Le plus efficace - j'entends au sens littéraire du terme, est peut-être la science-fiction, le roman d'anticipation, quand il nous projette dans un avenir inquiétant et nous oblige à refuser cette fatalité. Le roman noir, aussi, peut nous bousculer, en nous faisant voyager dans la réalité glauque d'un complexe chimico-oligo-mafieux du fin-fond de la Russie ou de la Chine, par exemple, mais il risque, alors, de nous faire croire que le danger vient d'ailleurs, alors qu'il vient surtout de nous-mêmes.
Le roman que je suis en train d'écrire en ce moment, troisième d'un cycle intitulé Lancelot fils de salaud (*), nous projette dans une vingtaine d'années.
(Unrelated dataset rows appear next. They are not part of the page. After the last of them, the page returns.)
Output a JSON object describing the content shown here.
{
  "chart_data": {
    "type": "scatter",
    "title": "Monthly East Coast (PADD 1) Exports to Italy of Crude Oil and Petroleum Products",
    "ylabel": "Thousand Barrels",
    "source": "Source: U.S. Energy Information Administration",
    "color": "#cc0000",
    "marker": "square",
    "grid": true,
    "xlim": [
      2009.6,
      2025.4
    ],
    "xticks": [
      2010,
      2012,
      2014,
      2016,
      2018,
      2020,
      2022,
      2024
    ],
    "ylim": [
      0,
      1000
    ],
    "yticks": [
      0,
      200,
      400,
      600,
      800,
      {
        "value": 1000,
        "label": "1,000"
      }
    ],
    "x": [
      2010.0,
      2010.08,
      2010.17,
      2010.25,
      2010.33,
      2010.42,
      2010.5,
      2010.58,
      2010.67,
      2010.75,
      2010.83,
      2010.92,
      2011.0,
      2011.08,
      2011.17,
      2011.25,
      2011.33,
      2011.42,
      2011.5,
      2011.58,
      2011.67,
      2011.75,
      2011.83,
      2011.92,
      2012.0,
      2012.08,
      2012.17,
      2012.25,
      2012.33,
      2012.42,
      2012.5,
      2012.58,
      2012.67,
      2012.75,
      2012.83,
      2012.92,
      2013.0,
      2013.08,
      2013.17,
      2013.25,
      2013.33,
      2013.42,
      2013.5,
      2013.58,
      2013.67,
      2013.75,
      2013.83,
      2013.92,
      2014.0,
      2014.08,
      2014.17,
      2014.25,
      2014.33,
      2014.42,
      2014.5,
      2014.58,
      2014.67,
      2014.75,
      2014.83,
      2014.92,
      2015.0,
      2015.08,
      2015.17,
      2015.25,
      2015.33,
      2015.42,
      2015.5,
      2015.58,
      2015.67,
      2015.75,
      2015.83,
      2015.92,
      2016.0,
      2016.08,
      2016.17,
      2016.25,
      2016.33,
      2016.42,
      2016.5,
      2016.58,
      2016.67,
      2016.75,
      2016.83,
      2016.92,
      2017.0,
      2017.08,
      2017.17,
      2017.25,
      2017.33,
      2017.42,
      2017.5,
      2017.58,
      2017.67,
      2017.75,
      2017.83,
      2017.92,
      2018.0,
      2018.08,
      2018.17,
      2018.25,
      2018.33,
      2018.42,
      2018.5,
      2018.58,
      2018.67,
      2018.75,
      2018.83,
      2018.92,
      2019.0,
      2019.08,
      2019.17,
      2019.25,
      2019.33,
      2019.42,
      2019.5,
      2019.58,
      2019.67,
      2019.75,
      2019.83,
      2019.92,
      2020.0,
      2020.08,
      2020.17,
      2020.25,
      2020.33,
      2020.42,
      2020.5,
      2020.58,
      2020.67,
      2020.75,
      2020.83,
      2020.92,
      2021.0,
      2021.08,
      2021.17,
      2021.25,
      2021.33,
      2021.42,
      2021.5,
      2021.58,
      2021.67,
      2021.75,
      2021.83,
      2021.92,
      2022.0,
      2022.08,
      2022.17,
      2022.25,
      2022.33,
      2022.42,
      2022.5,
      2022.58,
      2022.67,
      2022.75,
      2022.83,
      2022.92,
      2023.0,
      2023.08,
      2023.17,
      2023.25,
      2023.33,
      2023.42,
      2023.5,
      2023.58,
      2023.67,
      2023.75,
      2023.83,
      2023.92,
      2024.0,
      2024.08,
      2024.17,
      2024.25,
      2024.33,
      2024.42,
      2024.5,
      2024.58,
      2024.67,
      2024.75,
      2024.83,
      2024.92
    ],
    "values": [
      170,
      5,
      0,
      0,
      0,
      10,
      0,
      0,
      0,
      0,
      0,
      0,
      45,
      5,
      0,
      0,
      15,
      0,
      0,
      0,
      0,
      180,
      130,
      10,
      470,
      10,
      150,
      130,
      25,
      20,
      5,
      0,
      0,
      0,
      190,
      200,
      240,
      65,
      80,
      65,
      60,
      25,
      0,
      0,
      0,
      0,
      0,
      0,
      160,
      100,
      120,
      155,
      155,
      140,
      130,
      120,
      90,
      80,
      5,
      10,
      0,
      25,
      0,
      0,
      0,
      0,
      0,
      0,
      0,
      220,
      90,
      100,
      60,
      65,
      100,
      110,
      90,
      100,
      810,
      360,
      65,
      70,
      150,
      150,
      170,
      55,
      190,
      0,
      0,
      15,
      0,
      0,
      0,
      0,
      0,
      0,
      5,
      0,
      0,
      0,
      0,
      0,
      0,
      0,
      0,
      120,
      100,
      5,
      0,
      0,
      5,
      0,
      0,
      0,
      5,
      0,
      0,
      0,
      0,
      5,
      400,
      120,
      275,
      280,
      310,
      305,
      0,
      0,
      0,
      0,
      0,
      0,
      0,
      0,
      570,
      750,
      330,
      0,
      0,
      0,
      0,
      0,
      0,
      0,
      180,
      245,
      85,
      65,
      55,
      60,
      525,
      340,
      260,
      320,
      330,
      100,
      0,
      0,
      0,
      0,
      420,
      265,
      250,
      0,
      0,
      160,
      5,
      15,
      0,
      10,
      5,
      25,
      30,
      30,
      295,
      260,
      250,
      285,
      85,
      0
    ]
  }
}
La technologie y côtoie le chaos, plein de choses en lesquelles nous croyons aujourd'hui ne fonctionnent plus, ou par intermittence; il y a des vieillards séniles dans les maisons; il fait un brin plus chaud, ce qui permet de faire du vin en Bretagne et même en Suède (en fait ce sont les amplitudes climatiques qui augmentent, ainsi que les tempêtes). Le chaos qui règne dans certaines zones fait des dégâts socialement, mais il permet aussi des expériences originales, lorsque les hommes savent désobéir et se réinventer un vivre ensemble.
En fait, la question centrale, dans ces histoires de littérature et d'écologie est celle du contrôle social. Agiter la peur de la pollution, de la maladie et de la mort est très contre-productif, politiquement parlant : si tout est foutu, pourquoi se battre ? Si l'on joue avec cette matière explosive, il faut aussi, en face, jouer avec l'utopie. Aujourd'hui, nos enfants nous entendent dire à longueur de temps que le monde est pourri, et que leur vie sera plus dure que la nôtre. Or, demain leur appartient et sera ce qu'ils en feront. En ce sens, le catastrophisme littéraire est réactionnaire. Vive l'utopie !
(*) La fugue de l’escargot et L’arbre aux chimères. En 2007 est paru Les papys féroces, tous aux éditions Coop Breizh.